The Irish Health Service Executive (HSE) have asked doctors to stay vigilant despite there being a “low threat” that the Ebola virus, with no known cure, would reach Ireland.
Health authorities in Hong Kong and Birmingham, England, quarantined passengers showing possible symptoms of the Ebola virus. They both tested negative for the virus.
So far the virus has killed 660 people in West Africa. The Ebola virus has no known cure and kills 90 percent of those infected. It causes diarrhea, vomiting and internal and external bleeding.
Last week a Liberian official Patrick Sawyer flew to Lagos, Nigeria via Lome in Togo and died of the disease at a hospital in the Nigerian capital. He began displaying symptoms while in flight.
Sawyer was able to board an international flight while ill. This raised fears that the disease could spread beyond Liberia, Guinea and Sierra Leone, the three countries affected. Sawyer, an American citizen, had been planning to visit his wife and three children in Minnesota in August.
The hospital in Lagos where Sawyer died has been evacuated and is being decontaminated
Following the outbreak in West Africa the Ireland's Health Protection Surveillance Centre (HPSC), a branch of the national Health Serivce Executive (HSE), alerted hospital clinicians and general practioners around the country.
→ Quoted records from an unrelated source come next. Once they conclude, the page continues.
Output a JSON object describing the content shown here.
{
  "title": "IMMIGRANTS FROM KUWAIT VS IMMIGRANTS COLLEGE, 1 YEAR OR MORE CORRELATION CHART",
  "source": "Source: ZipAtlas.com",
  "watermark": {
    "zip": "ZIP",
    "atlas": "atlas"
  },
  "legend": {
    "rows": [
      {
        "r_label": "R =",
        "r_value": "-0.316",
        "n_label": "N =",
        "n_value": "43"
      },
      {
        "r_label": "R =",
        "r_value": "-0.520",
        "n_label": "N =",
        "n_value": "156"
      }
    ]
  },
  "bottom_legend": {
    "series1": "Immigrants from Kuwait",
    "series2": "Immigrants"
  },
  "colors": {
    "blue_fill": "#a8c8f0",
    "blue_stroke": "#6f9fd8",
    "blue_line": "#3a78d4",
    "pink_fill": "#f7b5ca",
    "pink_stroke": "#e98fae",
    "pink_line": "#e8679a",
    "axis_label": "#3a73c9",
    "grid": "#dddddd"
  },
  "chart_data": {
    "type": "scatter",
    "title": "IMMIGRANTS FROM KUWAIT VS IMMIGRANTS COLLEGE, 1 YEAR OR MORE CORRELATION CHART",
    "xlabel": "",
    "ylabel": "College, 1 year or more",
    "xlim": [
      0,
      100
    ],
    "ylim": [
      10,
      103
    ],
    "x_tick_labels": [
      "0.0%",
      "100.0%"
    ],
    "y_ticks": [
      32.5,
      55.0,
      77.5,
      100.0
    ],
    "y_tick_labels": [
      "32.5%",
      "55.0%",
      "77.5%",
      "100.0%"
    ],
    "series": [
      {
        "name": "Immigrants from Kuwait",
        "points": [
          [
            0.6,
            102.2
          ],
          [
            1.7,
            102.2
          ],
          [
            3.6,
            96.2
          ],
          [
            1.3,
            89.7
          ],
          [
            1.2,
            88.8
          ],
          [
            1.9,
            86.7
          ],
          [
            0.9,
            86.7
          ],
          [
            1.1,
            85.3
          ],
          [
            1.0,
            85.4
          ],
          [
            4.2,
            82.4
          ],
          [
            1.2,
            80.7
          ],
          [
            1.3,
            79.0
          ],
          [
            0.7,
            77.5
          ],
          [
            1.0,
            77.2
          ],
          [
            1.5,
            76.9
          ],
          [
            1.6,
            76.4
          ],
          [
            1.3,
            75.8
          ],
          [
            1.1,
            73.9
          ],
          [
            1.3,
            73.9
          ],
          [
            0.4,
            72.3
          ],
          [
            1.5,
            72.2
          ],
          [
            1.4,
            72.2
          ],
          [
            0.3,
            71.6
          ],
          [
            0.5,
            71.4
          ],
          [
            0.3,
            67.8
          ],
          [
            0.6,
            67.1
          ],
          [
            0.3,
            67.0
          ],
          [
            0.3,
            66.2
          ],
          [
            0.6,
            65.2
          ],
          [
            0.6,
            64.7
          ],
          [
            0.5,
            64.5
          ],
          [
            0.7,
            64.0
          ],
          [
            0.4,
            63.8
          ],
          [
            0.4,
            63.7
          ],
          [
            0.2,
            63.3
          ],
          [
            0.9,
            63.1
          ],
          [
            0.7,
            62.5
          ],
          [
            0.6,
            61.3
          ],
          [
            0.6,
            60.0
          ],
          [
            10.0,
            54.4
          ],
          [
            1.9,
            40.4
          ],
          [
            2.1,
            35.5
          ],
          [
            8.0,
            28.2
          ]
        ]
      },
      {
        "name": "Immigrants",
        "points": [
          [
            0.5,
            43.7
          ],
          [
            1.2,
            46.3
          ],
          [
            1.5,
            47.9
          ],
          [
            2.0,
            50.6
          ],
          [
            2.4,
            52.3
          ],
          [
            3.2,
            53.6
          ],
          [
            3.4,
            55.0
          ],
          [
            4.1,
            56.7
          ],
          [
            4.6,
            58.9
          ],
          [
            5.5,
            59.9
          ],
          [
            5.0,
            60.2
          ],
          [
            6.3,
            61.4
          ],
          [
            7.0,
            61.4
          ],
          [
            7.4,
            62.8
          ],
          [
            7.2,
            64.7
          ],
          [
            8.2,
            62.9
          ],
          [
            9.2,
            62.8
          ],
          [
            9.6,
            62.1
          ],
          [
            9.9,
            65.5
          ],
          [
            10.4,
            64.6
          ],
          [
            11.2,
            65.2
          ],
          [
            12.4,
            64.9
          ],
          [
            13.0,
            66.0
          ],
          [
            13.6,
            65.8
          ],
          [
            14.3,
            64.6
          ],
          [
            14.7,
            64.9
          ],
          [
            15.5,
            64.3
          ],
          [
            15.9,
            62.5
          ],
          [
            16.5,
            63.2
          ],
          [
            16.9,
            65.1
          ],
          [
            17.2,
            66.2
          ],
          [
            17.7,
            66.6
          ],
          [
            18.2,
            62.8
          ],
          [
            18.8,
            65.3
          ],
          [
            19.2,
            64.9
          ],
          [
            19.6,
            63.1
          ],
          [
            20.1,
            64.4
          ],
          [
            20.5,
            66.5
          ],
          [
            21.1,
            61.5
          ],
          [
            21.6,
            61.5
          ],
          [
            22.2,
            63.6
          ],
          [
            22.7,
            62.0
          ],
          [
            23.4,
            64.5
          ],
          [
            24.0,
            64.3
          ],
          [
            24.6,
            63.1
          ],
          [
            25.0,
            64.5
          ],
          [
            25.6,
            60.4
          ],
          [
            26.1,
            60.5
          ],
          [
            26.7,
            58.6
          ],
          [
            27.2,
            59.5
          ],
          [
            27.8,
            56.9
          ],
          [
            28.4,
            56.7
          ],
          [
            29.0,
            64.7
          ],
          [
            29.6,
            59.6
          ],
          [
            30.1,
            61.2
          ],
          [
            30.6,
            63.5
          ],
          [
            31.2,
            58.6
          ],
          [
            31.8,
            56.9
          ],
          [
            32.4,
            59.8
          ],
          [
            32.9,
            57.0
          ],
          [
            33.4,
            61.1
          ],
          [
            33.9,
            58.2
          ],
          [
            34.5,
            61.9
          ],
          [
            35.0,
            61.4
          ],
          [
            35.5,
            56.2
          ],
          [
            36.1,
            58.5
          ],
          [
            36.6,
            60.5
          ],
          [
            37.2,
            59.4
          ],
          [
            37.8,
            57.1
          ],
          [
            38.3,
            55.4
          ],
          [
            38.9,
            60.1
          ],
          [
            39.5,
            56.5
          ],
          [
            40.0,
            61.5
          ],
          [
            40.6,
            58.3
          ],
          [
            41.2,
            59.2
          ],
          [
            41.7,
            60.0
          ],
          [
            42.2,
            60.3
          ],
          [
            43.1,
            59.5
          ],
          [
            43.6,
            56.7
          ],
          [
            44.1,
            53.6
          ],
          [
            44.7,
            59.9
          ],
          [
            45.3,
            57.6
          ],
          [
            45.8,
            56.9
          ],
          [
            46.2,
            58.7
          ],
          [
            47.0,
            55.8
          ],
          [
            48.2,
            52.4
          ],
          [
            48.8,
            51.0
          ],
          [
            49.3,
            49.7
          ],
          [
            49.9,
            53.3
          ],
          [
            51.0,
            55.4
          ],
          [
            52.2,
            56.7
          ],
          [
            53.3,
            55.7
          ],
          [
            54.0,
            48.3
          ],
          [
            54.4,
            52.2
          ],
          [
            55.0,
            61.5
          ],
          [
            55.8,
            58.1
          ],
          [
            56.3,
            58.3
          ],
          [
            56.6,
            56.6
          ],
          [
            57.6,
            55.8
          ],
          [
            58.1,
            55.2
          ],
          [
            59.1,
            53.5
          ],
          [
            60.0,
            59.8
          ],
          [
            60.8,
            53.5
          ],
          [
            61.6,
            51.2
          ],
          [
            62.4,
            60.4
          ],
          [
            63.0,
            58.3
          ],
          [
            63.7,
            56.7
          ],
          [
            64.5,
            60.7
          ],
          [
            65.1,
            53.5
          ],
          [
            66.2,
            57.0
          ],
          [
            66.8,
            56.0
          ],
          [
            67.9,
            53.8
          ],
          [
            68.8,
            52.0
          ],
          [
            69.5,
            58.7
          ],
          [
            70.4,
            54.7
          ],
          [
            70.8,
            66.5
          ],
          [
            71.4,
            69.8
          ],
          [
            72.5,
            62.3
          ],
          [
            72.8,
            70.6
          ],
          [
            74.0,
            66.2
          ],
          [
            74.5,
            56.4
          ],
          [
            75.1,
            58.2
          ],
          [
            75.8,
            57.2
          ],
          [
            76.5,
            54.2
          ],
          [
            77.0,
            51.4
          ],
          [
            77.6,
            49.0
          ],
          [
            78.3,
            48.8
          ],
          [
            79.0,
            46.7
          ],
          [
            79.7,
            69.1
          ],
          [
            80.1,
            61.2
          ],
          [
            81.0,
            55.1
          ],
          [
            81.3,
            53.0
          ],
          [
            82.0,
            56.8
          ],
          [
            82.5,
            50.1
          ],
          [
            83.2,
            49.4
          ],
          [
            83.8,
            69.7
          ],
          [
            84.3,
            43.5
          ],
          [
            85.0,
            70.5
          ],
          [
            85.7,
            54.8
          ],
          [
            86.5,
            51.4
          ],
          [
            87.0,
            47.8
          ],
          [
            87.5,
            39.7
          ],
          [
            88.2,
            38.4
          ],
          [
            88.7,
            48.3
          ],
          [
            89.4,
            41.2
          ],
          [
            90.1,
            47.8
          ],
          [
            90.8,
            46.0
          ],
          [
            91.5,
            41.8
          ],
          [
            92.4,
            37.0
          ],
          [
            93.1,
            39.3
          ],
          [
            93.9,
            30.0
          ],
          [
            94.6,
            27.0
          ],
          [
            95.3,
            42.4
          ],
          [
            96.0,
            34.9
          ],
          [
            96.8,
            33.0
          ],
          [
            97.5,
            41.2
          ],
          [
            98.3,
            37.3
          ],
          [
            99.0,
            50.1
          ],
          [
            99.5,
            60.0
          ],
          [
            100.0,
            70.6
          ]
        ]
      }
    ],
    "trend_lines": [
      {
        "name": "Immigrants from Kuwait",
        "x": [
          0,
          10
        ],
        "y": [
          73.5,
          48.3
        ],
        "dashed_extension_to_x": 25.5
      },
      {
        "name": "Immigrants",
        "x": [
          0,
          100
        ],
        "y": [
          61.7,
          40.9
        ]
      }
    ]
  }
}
Similarly, health officials in the United Kingdom have been warned to remain vigilant for symptoms of the virus.
A spokesperson for the HSE said, “The HSE HPSC was alerted to this EVD Outbreak in March 2014 and the HPSC immediately alerted hospital clinicians and GPs around the country of the outbreak.
“While the outbreak of EVD in West Africa is the largest ever such outbreak on record, the likelihood of the disease appearing in Ireland is very low.”
They added that Ireland is "well equipped and its doctors and nurses supplied with specialist knowledge" to deal with a case of the virus effectively.
“Ireland has a National Isolation Unit (NIU) located at the Mater Misericordiae Hospital in Dublin and is the national referral centre for high risk suspected and confirmed cases of VHF and other serious infectious diseases,” the spokesperson added.
Ebola was first recorded during two simultaneous outbreaks in 1976 Nzara, Sudan, and Yambuku, a village in the Democratic Republic of Congo (DRC) situated near the Ebola River.
Fruit bats are believed to have been the natural hosts of the virus and it was passed to humans through close contact with blood, organs or other bodily fluids.
Healthcare workers are at the highest risk of infection as the virus spreads through direct contact with bodily fluids.